Similar in purpose to a sealed class and useful to reduce memory usage (Usage of __slots__?) is the __slots__ attribute which prevents monkey patching a class. Because when the metaclass __new__ is called, it is too late to put a __slots__ into the class, we have to put it into the namespace at the first possible timepoint, i.e. during __prepare__. Additionally, this throws the TypeError a little bit earlier. Using mcs for the isinstance comparison removes the necessity to hardcode the metaclass name in itself. The disadvantage is that all unslotted attributes are read-only. Therefore, if we want to set specific attributes during initialization or later, they have to slotted specifically. This is feasible e.g. by using a dynamic metaclass taking slots as an argument.

def Final(slots=[]):
    if "__dict__" in slots:
        raise ValueError("Having __dict__ in __slots__ breaks the purpose")
    class _Final(type):
        @classmethod
        def __prepare__(mcs, name, bases, **kwargs):   
            for b in bases:
                if isinstance(b, mcs):
                    msg = "type '{0}' is not an acceptable base type"
                    raise TypeError(msg.format(b.__name__))
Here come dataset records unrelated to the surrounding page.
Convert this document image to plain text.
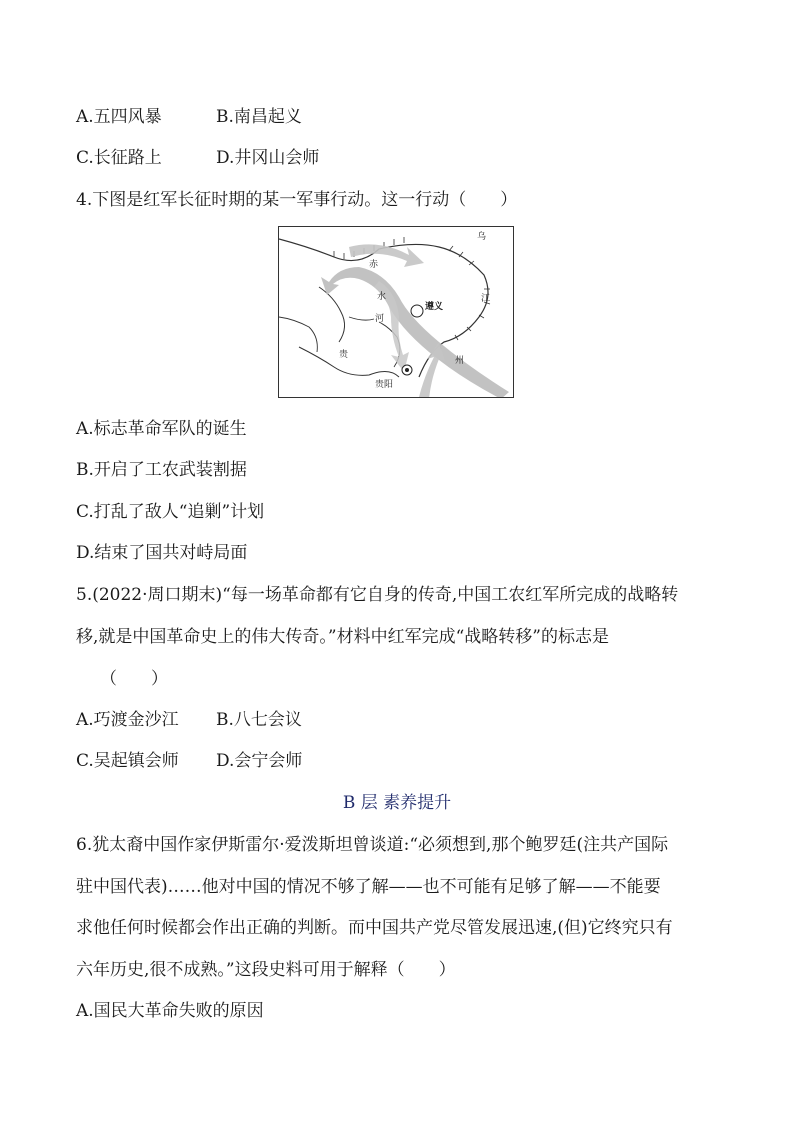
A.五四风暴	B.南昌起义
C.长征路上	D.井冈山会师
4.下图是红军长征时期的某一军事行动。这一行动（　　）
乌
赤
水
河
遵义
江
贵
州
贵阳
A.标志革命军队的诞生
B.开启了工农武装割据
C.打乱了敌人“追剿”计划
D.结束了国共对峙局面
5.(2022·周口期末)“每一场革命都有它自身的传奇,中国工农红军所完成的战略转
移,就是中国革命史上的伟大传奇。”材料中红军完成“战略转移”的标志是
（　　）
A.巧渡金沙江 B.八七会议
C.吴起镇会师 D.会宁会师
B 层 素养提升
6.犹太裔中国作家伊斯雷尔·爱泼斯坦曾谈道:“必须想到,那个鲍罗廷(注共产国际
驻中国代表)……他对中国的情况不够了解——也不可能有足够了解——不能要
求他任何时候都会作出正确的判断。而中国共产党尽管发展迅速,(但)它终究只有
六年历史,很不成熟。”这段史料可用于解释（　　）
A.国民大革命失败的原因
            namespace = {"__slots__":slots}
            return namespace
    return _Final

class Foo(metaclass=Final(slots=["_z"])):
    y = 1    
    def __init__(self, z=1):       
        self.z = 1

    @property
    def z(self):
        return self._z

    @z.setter
    def z(self, val:int):
        if not isinstance(val, int):
            raise TypeError("Value must be an integer")
        else:
            self._z = val                

    def foo(self):
        print("I am sealed against monkey patching")
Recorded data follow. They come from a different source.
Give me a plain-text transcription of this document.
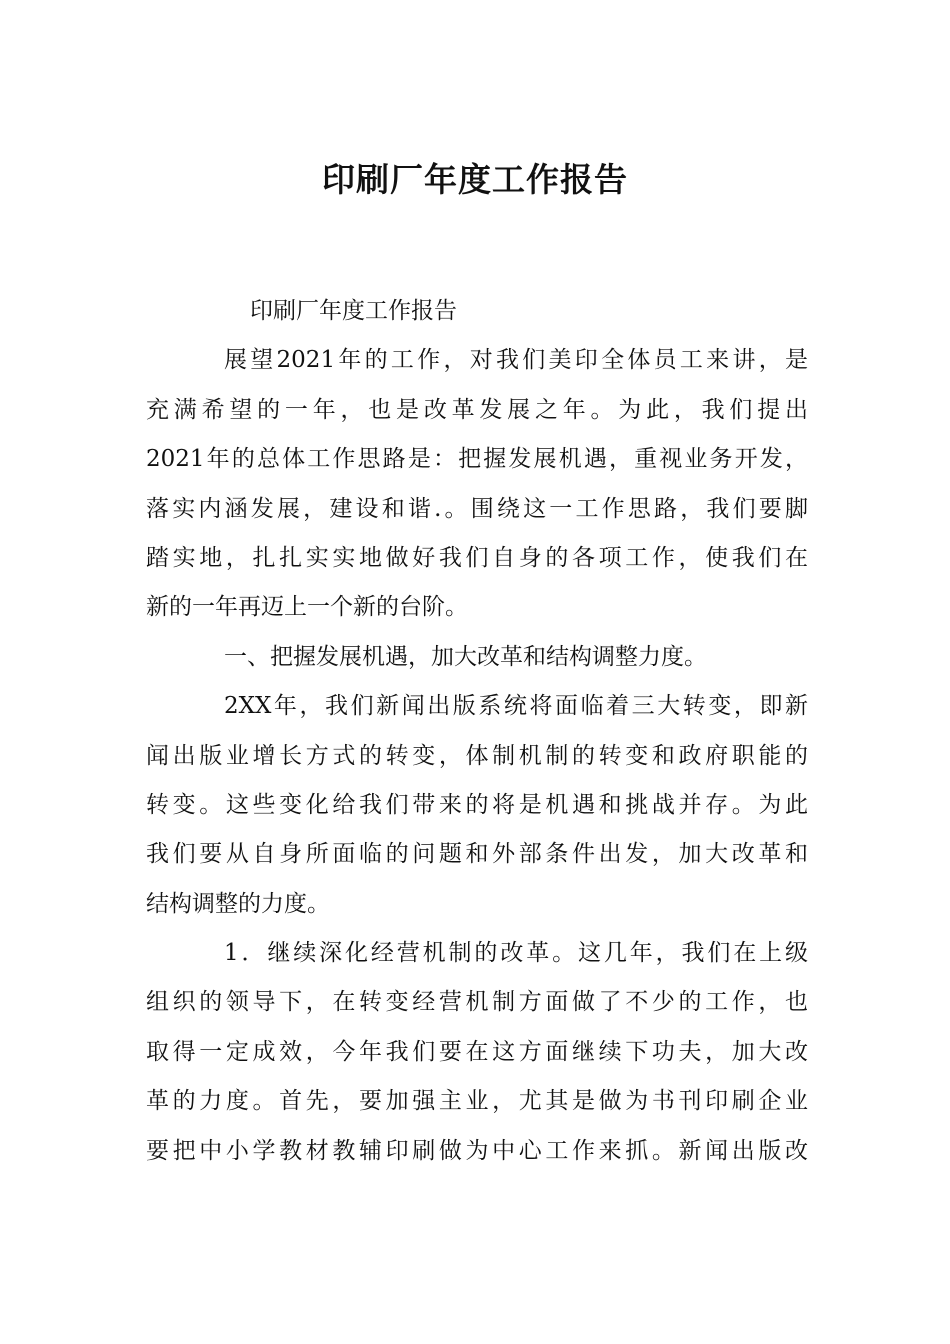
印刷厂年度工作报告

印刷厂年度工作报告

展望2021年的工作，对我们美印全体员工来讲，是
充满希望的一年，也是改革发展之年。为此，我们提出
2021年的总体工作思路是：把握发展机遇，重视业务开发，
落实内涵发展，建设和谐.。围绕这一工作思路，我们要脚
踏实地，扎扎实实地做好我们自身的各项工作，使我们在
新的一年再迈上一个新的台阶。
一、把握发展机遇，加大改革和结构调整力度。
2XX年，我们新闻出版系统将面临着三大转变，即新
闻出版业增长方式的转变，体制机制的转变和政府职能的
转变。这些变化给我们带来的将是机遇和挑战并存。为此
我们要从自身所面临的问题和外部条件出发，加大改革和
结构调整的力度。
1．继续深化经营机制的改革。这几年，我们在上级
组织的领导下，在转变经营机制方面做了不少的工作，也
取得一定成效，今年我们要在这方面继续下功夫，加大改
革的力度。首先，要加强主业，尤其是做为书刊印刷企业
要把中小学教材教辅印刷做为中心工作来抓。新闻出版改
where the attempt of overwriting foo.foo will throw AttributeError: 'Foo' object attribute 'foo' is read-only and attempting to add foo.x will throw AttributeError: 'Foo' object has no attribute 'x'. The limiting power of __slots__ would be broken when inheriting, but because Foo has the metaclass Final, you can't inherit from it. It would also be broken when dict is in slots, so we throw a ValueError in case. To conclude, defining setters and getters for slotted properties allows to limit how the user can overwrite them.

foo = Foo()
# attributes are accessible
foo.foo()
print(foo.y)
# changing slotted attributes is possible
foo.z = 2

# %%
# overwriting unslotted attributes won't work
foo.foo = lambda:print("Guerilla patching attempt")
# overwriting a accordingly defined property won't work
foo.z = foo.foo
# expanding won't work
foo.x = 1
# %% inheriting won't work
class Bar(Foo):
    pass

In that regard, Foo could not be inherited or expanded upon. The disadvantage is that all attributes have to be explicitly slotted, or are limited to a read-only class variable.